Last week we had a planning session prior our forthcoming workshop to be held on 20th April, 2012, around the concepts of “Government as a digital platform”. As we considered the changing context of information management it became obvious to me that in order to understand what new capabilities are required, and how best to teach them, we need to go back to basics.
So much of education – in strategy, marketing, finance and organisational systems – has been developed for the physical world, the world where people interact with systems and each other in human time and space. What new media and digital interaction technologies are doing is changing those interactions to both computer time and electronic space, and we – as humans – are struggling to cope. The more we develop systems to help us the worse it gets; the more tools we have to save us time the busier we become; and the more we rely on technologies to make us more efficient the more over-loaded, and I would suggest, less efficient we get. We focus most of our attention on just getting through and far less on actually creating true value to the extent where it is creating not just stress, but a “culture of fear” (as Dana Boyd suggests in this excellent talk).
The digital world, where end users are as technologically empowered (sometimes more) as people within organisations, is different. These end users – which is all of us as private citizens regardless of professional identity – are driving the change. We are demanding new ways of interacting, and determining to do so through the medium of conversations conducted on a global scale. However, regardless of the technologies employed we are still humans and we behave as humans do. It is the environment which is different and something we have not experienced before, except perhaps in our dreams.
So, how do we develop new capabilities to live in the digital space?

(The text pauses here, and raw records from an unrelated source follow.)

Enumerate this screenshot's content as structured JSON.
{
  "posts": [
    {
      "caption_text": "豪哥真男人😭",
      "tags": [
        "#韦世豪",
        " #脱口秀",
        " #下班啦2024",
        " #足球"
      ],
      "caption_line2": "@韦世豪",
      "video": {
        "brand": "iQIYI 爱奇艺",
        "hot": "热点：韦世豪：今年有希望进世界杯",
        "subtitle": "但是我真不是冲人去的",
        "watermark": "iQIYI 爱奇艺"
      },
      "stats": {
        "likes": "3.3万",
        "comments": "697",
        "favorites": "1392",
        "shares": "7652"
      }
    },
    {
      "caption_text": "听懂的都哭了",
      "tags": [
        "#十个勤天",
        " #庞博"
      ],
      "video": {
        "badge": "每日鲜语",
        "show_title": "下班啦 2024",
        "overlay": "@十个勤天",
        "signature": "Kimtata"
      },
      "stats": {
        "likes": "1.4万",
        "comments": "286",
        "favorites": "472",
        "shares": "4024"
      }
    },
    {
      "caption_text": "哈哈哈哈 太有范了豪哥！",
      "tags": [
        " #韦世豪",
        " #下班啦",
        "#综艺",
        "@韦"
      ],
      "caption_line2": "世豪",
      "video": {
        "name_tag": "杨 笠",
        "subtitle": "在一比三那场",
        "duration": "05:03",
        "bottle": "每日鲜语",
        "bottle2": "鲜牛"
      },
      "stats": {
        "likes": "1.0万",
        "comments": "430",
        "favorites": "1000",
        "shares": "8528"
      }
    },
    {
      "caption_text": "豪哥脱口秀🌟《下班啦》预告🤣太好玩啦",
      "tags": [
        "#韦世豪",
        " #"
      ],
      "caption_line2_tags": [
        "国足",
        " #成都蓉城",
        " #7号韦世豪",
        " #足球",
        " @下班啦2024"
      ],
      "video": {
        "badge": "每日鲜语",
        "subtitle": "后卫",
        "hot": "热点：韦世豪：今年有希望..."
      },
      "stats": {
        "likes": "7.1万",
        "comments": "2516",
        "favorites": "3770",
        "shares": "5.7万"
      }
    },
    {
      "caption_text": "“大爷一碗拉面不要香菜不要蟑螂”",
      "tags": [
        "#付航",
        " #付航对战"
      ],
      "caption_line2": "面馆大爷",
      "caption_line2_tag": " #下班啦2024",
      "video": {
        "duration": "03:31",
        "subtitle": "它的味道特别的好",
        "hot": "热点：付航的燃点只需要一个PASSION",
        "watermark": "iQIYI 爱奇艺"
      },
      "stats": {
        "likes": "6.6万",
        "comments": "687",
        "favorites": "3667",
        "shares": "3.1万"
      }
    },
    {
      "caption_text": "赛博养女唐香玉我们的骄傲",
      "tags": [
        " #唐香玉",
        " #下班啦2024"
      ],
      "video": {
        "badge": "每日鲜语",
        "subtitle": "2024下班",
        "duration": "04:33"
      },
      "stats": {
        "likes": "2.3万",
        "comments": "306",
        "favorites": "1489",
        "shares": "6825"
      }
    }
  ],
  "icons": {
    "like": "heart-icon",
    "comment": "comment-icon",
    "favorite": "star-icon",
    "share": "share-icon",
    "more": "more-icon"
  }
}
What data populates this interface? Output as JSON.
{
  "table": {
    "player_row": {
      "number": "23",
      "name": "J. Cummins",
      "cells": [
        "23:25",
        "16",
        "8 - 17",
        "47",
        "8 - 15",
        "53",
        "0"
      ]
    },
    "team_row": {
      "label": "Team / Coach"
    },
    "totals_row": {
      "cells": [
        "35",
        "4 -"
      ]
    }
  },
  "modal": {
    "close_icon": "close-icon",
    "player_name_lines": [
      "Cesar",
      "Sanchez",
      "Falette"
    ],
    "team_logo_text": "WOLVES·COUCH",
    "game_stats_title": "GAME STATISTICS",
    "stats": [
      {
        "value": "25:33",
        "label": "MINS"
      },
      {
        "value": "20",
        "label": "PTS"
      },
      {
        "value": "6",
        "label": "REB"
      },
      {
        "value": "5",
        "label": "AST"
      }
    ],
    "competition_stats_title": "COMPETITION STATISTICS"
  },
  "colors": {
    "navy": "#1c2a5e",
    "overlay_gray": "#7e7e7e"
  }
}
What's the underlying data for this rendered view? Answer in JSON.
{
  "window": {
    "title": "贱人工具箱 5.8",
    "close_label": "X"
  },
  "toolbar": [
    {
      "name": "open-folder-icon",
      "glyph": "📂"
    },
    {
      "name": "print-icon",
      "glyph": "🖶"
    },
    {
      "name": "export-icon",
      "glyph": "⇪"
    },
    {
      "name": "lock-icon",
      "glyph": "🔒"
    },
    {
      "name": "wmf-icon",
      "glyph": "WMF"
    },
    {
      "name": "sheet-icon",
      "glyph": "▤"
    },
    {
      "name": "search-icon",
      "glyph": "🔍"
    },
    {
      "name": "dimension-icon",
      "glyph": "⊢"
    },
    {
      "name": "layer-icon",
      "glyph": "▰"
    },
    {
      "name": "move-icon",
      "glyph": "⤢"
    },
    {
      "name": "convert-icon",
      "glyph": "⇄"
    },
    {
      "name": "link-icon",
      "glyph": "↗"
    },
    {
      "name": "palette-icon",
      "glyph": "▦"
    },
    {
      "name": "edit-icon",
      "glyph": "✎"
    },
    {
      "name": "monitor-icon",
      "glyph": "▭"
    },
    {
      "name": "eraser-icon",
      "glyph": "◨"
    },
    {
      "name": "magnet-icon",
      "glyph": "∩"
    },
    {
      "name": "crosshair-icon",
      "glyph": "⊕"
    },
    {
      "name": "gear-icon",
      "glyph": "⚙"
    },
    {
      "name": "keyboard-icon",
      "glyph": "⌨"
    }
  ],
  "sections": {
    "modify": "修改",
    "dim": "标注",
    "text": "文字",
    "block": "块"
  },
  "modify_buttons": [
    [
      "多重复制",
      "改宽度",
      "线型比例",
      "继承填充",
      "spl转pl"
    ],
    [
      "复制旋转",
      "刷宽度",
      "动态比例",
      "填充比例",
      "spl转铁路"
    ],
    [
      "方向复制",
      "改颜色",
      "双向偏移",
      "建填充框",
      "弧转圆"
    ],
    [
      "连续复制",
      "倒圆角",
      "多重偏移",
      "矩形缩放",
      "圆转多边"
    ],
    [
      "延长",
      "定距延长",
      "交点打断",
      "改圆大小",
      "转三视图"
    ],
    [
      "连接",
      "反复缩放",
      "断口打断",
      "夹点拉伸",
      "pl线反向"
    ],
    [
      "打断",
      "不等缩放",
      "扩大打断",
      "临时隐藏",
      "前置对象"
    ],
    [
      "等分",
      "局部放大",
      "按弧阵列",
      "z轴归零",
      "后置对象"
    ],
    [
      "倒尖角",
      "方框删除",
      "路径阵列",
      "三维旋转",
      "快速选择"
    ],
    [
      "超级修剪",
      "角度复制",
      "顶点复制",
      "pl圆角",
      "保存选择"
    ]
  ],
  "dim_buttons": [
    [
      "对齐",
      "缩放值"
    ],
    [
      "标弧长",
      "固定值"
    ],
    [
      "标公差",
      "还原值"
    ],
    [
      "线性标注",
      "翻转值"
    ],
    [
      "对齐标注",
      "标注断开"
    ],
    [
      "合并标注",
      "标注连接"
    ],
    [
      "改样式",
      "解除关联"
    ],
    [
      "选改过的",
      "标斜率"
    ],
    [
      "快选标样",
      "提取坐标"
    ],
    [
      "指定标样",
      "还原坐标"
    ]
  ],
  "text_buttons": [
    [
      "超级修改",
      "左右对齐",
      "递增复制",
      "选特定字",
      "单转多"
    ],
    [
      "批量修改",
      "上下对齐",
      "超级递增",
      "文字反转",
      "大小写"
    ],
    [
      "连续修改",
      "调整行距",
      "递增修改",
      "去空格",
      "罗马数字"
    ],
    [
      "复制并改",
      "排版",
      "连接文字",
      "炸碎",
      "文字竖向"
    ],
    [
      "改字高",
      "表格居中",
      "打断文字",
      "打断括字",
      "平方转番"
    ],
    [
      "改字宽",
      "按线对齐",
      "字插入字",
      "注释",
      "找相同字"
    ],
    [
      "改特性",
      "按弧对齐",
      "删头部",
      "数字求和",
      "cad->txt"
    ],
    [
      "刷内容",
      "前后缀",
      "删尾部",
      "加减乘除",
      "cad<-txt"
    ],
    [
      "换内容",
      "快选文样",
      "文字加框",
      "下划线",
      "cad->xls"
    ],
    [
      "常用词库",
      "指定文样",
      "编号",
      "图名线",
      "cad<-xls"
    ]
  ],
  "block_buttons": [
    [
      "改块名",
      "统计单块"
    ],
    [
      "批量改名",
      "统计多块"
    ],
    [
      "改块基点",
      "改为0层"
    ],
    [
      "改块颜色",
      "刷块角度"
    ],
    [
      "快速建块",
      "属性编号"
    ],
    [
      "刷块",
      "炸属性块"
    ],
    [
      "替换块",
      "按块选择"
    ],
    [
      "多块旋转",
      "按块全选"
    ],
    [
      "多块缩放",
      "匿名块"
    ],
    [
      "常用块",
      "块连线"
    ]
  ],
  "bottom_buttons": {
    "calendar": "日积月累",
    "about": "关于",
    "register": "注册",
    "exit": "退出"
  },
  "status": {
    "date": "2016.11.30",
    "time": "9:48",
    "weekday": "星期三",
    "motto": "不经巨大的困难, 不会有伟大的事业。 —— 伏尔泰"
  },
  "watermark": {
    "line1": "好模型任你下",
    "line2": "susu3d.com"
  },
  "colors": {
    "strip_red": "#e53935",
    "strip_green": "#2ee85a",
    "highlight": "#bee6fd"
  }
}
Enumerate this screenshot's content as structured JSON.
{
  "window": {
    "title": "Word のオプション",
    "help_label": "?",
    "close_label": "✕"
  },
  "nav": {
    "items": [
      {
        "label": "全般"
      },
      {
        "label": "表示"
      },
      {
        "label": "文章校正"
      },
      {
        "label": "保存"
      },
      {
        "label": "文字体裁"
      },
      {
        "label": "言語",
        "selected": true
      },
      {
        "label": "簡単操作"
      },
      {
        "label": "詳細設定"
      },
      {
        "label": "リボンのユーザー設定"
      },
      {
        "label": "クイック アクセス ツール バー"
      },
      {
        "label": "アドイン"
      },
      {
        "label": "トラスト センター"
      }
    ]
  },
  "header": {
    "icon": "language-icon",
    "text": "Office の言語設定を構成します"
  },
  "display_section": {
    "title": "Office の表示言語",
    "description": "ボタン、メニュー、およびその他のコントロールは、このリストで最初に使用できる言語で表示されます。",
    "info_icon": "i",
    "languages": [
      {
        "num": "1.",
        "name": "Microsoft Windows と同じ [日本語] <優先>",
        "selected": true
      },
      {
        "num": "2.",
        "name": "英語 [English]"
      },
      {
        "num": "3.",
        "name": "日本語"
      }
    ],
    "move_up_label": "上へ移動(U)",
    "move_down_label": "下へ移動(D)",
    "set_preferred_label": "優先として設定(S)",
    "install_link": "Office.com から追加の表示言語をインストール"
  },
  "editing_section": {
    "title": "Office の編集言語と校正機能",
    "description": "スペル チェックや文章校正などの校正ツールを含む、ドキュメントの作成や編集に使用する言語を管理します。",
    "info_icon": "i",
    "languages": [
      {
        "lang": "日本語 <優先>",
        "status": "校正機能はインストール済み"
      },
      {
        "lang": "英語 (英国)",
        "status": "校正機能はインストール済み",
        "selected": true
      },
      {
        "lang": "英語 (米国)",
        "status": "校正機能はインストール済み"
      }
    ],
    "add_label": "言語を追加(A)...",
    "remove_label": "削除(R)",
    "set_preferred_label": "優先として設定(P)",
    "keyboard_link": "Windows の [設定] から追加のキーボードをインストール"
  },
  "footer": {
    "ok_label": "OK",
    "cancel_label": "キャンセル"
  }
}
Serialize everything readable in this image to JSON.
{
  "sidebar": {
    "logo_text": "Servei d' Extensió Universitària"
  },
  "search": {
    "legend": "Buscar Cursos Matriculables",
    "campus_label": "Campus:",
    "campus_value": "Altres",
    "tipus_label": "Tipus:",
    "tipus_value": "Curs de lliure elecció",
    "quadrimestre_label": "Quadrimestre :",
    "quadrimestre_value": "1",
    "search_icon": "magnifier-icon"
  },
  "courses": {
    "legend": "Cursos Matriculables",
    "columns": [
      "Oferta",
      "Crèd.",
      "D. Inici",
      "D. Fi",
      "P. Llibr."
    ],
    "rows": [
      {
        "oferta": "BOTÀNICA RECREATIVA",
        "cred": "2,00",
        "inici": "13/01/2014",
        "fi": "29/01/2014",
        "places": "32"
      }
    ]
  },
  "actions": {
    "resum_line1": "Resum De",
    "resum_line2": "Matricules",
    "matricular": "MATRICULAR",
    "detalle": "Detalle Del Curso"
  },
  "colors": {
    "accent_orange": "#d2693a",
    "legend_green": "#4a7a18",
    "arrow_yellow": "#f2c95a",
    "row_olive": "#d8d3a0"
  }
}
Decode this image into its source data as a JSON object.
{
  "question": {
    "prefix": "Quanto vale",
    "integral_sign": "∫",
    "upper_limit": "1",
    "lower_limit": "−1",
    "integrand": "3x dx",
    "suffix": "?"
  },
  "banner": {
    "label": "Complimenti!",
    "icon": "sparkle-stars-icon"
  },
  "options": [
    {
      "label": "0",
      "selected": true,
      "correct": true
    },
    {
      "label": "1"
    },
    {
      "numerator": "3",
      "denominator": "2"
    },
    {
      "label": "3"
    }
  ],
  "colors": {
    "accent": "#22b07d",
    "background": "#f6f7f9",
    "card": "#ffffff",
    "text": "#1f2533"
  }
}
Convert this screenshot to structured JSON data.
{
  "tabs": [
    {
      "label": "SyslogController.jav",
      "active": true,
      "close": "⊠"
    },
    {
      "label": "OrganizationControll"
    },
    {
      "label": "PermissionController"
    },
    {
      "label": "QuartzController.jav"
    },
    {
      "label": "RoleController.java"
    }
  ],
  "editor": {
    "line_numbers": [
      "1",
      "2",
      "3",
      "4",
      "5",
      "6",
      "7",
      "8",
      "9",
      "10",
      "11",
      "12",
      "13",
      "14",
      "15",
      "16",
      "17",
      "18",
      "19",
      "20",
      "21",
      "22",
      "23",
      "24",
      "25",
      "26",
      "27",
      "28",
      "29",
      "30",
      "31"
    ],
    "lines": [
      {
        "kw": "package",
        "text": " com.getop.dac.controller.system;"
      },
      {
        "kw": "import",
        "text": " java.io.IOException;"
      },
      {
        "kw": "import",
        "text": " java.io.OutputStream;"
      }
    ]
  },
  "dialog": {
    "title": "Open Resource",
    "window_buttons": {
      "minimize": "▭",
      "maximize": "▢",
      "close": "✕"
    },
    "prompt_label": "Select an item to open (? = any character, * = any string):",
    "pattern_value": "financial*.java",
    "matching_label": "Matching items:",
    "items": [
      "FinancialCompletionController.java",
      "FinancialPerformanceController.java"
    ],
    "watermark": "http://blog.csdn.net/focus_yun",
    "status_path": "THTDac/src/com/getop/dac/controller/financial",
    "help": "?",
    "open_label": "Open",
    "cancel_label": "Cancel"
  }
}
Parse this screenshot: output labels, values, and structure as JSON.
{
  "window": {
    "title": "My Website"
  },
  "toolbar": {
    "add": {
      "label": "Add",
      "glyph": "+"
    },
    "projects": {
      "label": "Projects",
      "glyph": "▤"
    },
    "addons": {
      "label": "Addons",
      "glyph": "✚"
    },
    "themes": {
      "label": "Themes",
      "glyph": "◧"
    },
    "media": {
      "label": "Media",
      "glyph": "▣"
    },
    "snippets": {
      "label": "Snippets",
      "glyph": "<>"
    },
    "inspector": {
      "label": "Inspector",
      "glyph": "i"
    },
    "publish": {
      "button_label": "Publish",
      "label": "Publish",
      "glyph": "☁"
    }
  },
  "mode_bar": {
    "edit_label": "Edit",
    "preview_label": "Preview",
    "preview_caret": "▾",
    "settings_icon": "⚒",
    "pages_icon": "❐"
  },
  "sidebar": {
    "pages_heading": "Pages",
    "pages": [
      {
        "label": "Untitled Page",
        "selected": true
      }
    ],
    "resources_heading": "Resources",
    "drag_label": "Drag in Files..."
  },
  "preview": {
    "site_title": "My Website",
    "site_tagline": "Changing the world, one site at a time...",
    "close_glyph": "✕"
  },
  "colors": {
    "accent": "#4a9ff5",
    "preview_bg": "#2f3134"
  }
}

For a start we go back to first principles on every level. Basic strategy is still strategy; basic marketing is still marketing and basic HR is still HR. We need to peel away all of the levels of over-complication and complexity that have evolved as a result of the last fifty years of management education and go back to the basic ideas which drive everything in terms of the fundamental rules of our societies, facilitated by commerce, managed by good governance (according to our values and morals) and enabled by people who behave according to the accepted cultural norms.
We need to harness and utilise the basic principles learned through philosophy, anthropology, ethnography, theology, sociology and psychology, and the skills and knowledge contained within these disciplines are now urgently required.
What Zuboff observed as her “smart machine” is now getting smarter by the minute, developing new skills and capabilities that are far beyond those of its creator on one hand, and on the other still inferior. Smart algorithms help us find unprecedented amounts of information and capture and store mind-boggling amounts of data; they help us lift heavy loads and cope with complex logistical problems and they are redefining everything from surgery to spelling. But they cannot yet run or swim or cycle in a triathlon. It is the perfect human machine which excels here.
As we have learnt to master the physical world so we must learn to master the digital world, but ever-mindful of our essential humanity and of the fact that there are some things we do well and other things we don’t, just as with the technologies we create.
After I watched the triathlon I went to hear the third “Living Myths” seminar in which Julian Doogan suggested that recent archaeological discoveries such as Göbekli Tepe might actually prove that instead of complex societies creating complex technologies it may be the other way around, and the technologies may in fact be as much of a cause of the complexity than a result.
If this is true and we are looking to our technologies to simplify our lives then we are looking in the wrong place and we are applying the wrong thinking. Our technologies should, in theory serve us, but instead we seem to be party to, and witnessing, the opposite.
In order to regain the upper hand we need to more fully understand ourselves and then we can apply that thinking to the technological environment which surrounds us.